Now, we're not Theranos. I swear to God. The reason why, again, we're not Theranos is because that academic publication is where we really want to make sure that what can we say and what cannot we say. And that's where it really allows us for, especially for use case number one, where that's been very helpful there. And so we can offer these as reports, essentially.

And use case number three is, within the organization, we have a lot of, let's just say, non-engineers and non-bioinformaticians who are part of the company. But we need to empower them to be able to essentially show and sell these products. Because again, because of the state of biomedical research, it's really hard to educate the masses on this. And so for them, they need to have a quick way of showing the associations to disease, how you could use this, what is the information that you could really leverage, especially with this new science. So that's been really helpful. So a shout out to Laura on our team, who's actually developed a shiny tool for data visualization. Essentially taking all of our data from the over 50,000 individuals who have taken our tests and be able to show that to the rest of the, when explaining our science.

What we're excited about

So what are we excited about? I got a really shout out to Nick, Posit Marketing, and Tom, Posit Engineering, and the two engineers I talked to. DataBot and Posit Workbench, I'm super excited about. The reason why this is really important is because on the left side, these are fixed HTMLs that need a lot of human interaction to create, a.k.a., they don't really let me out much. I'm usually in the basement coding away. But instead of doing that, why not use something like Anthropic Cloud Coding and also just try to use some AI tools to kind of glean a little bit more from the data. So that's where we're really excited about.

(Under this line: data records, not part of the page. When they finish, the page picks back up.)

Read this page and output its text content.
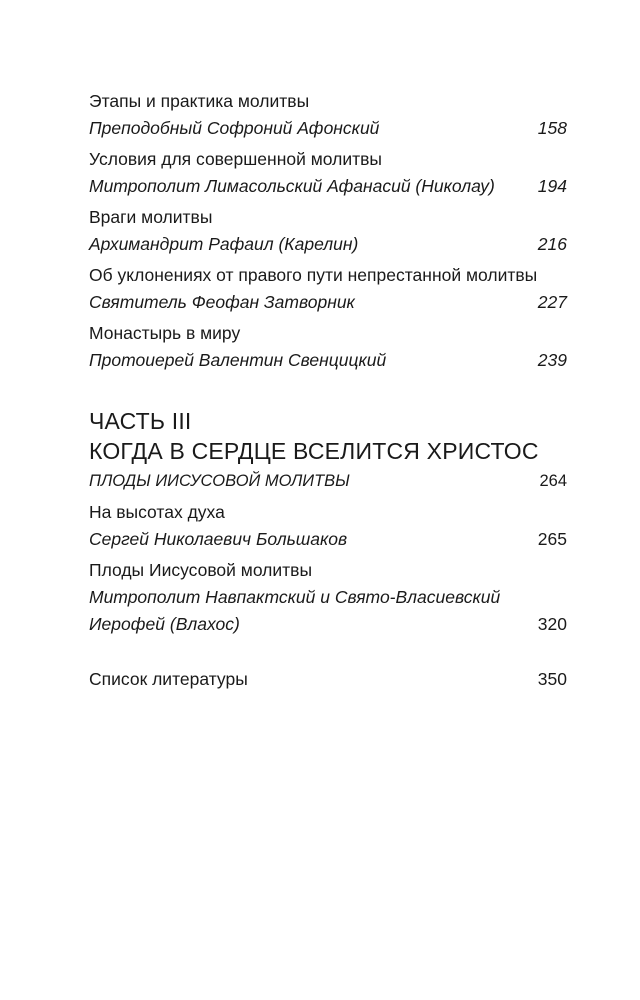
Этапы и практика молитвы
Преподобный Софроний Афонский	158
Условия для совершенной молитвы
Митрополит Лимасольский Афанасий (Николау) 194
Враги молитвы
Архимандрит Рафаил (Карелин)	216
Об уклонениях от правого пути непрестанной молитвы
Святитель Феофан Затворник	227
Монастырь в миру
Протоиерей Валентин Свенцицкий	239
ЧАСТЬ III
КОГДА В СЕРДЦЕ ВСЕЛИТСЯ ХРИСТОС
ПЛОДЫ ИИСУСОВОЙ МОЛИТВЫ	264
На высотах духа
Сергей Николаевич Большаков	265
Плоды Иисусовой молитвы
Митрополит Навпактский и Свято-Власиевский
Иерофей (Влахос)	320
Список литературы	350
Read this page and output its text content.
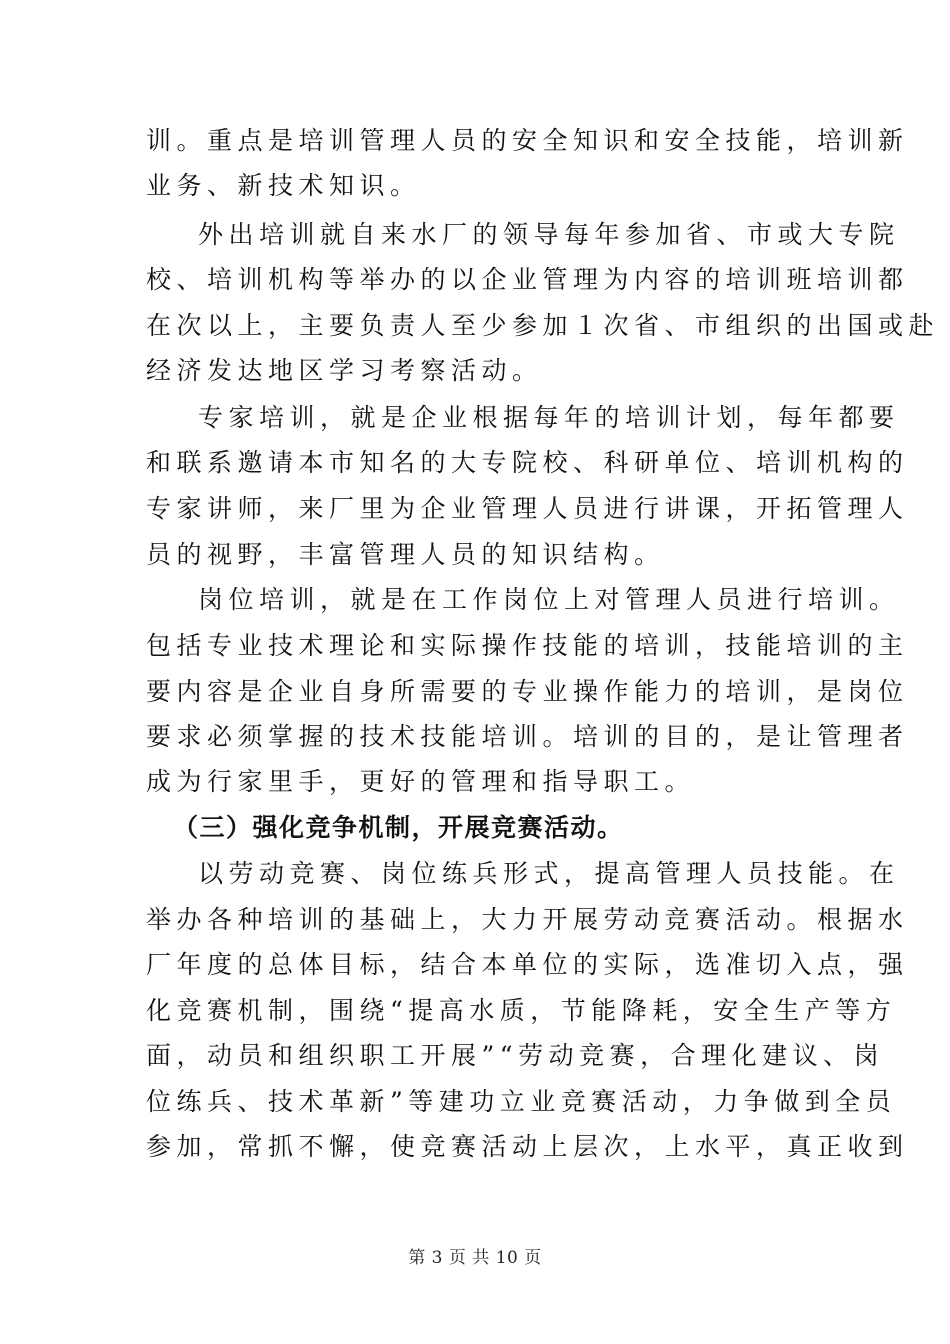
训。重点是培训管理人员的安全知识和安全技能，培训新
业务、新技术知识。
外出培训就自来水厂的领导每年参加省、市或大专院
校、培训机构等举办的以企业管理为内容的培训班培训都
在次以上，主要负责人至少参加１次省、市组织的出国或赴
经济发达地区学习考察活动。
专家培训，就是企业根据每年的培训计划，每年都要
和联系邀请本市知名的大专院校、科研单位、培训机构的
专家讲师，来厂里为企业管理人员进行讲课，开拓管理人
员的视野，丰富管理人员的知识结构。
岗位培训，就是在工作岗位上对管理人员进行培训。
包括专业技术理论和实际操作技能的培训，技能培训的主
要内容是企业自身所需要的专业操作能力的培训，是岗位
要求必须掌握的技术技能培训。培训的目的，是让管理者
成为行家里手，更好的管理和指导职工。
（三）强化竞争机制，开展竞赛活动。
以劳动竞赛、岗位练兵形式，提高管理人员技能。在
举办各种培训的基础上，大力开展劳动竞赛活动。根据水
厂年度的总体目标，结合本单位的实际，选准切入点，强
化竞赛机制，围绕“提高水质，节能降耗，安全生产等方
面，动员和组织职工开展”“劳动竞赛，合理化建议、岗
位练兵、技术革新”等建功立业竞赛活动，力争做到全员
参加，常抓不懈，使竞赛活动上层次，上水平，真正收到
第 3 页 共 10 页
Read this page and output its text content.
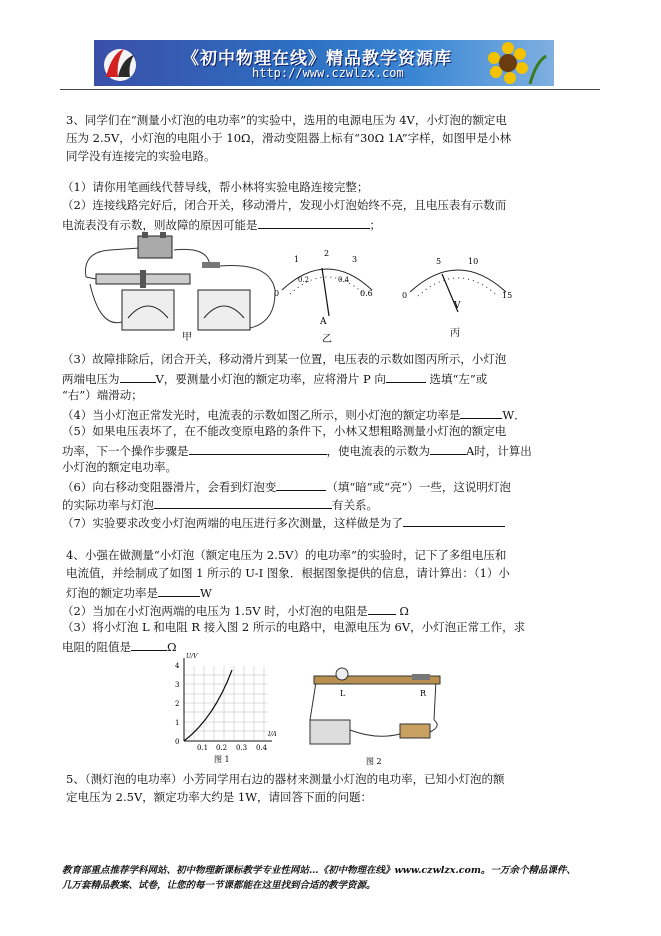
《初中物理在线》精品教学资源库
http://www.czwlzx.com
3、同学们在“测量小灯泡的电功率”的实验中，选用的电源电压为 4V，小灯泡的额定电
压为 2.5V，小灯泡的电阻小于 10Ω，滑动变阻器上标有“30Ω 1A”字样，如图甲是小林
同学没有连接完的实验电路。
（1）请你用笔画线代替导线，帮小林将实验电路连接完整；
（2）连接线路完好后，闭合开关，移动滑片，发现小灯泡始终不亮，且电压表有示数而
电流表没有示数，则故障的原因可能是	；
甲
0
0.2	0.4
0.6
1
2
3
A
乙
0
5	10
15
V
丙
（3）故障排除后，闭合开关，移动滑片到某一位置，电压表的示数如图丙所示，小灯泡
两端电压为	V，要测量小灯泡的额定功率，应将滑片 P 向	选填“左”或
“右”）端滑动；
（4）当小灯泡正常发光时，电流表的示数如图乙所示，则小灯泡的额定功率是	W．
（5）如果电压表坏了，在不能改变原电路的条件下，小林又想粗略测量小灯泡的额定电
功率，下一个操作步骤是	，使电流表的示数为	A时，计算出
小灯泡的额定电功率。
（6）向右移动变阻器滑片，会看到灯泡变	（填“暗”或“亮”）一些，这说明灯泡
的实际功率与灯泡	有关系。
（7）实验要求改变小灯泡两端的电压进行多次测量，这样做是为了
4、小强在做测量“小灯泡（额定电压为 2.5V）的电功率”的实验时，记下了多组电压和
电流值，并绘制成了如图 1 所示的 U-I 图象．根据图象提供的信息，请计算出：（1）小
灯泡的额定功率是	W
（2）当加在小灯泡两端的电压为 1.5V 时，小灯泡的电阻是	Ω
（3）将小灯泡 L 和电阻 R 接入图 2 所示的电路中，电源电压为 6V，小灯泡正常工作，求
电阻的阻值是	Ω
U/V
I/A
4
3
2
1
0
0.1 0.2 0.3 0.4
图 1
L	R
图 2
5、（测灯泡的电功率）小芳同学用右边的器材来测量小灯泡的电功率，已知小灯泡的额
定电压为 2.5V，额定功率大约是 1W，请回答下面的问题：
教育部重点推荐学科网站、初中物理新课标教学专业性网站…《初中物理在线》www.czwlzx.com。一万余个精品课件、
几万套精品教案、试卷，让您的每一节课都能在这里找到合适的教学资源。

That's already sent a couple of messages to our bioinformatics team and engineering team for that. And so, yeah, I think with that said, thank you, especially to everyone, especially the Posit team, for everything you guys do. You've really made our lives a bunch easier. And for anyone else who's interested in the science aspect, we'd love to collaborate. Especially right now, we're looking for ways to create R packages that we can give out to the rest of the community, mainly because this is the Wild West, especially for epigenetics. So if you have any interest in that or helping us out, my LinkedIn and email, I use my email like I'm texting. So yeah, I'm always on there. So thank you, and happy to take questions.

Q&A

All right, thank you, Varun. Great presentation. Yeah, thanks. So we have time for maybe one or two questions. The first question, I don't understand. It is, DNA methanolination is highly tissue dependent. How does the blood test correlate with the tissue test for assessing tissue age?

Perfect. Yeah, that's a great question. So yeah, it is very much tissue dependent. The way that we're looking at it is a blood test, obviously. And blood is heterogeneous in the cell mixtures. The way that we've been able to leverage kidney health or, let's say, brain health and all of that is we're looking at, if you think about blood as a systemic organ, it's capturing a lot of the signals that is part of many of your organs within your body. And so what we're using is we're using machine learning, essentially, as a way to pick out those signals. And it's very much a signal to noise ratio.

So there's a paper that came out, actually, in Nature Aging about two days ago called Systems Age from our collaborators at Yale. And it actually goes through exactly how we're able to deconvolute from the blood down to individual organs. Amazing stuff. Cool, yeah. All right. Thank you. That's all the time we have. Yeah, thank you. Round of applause for Varun.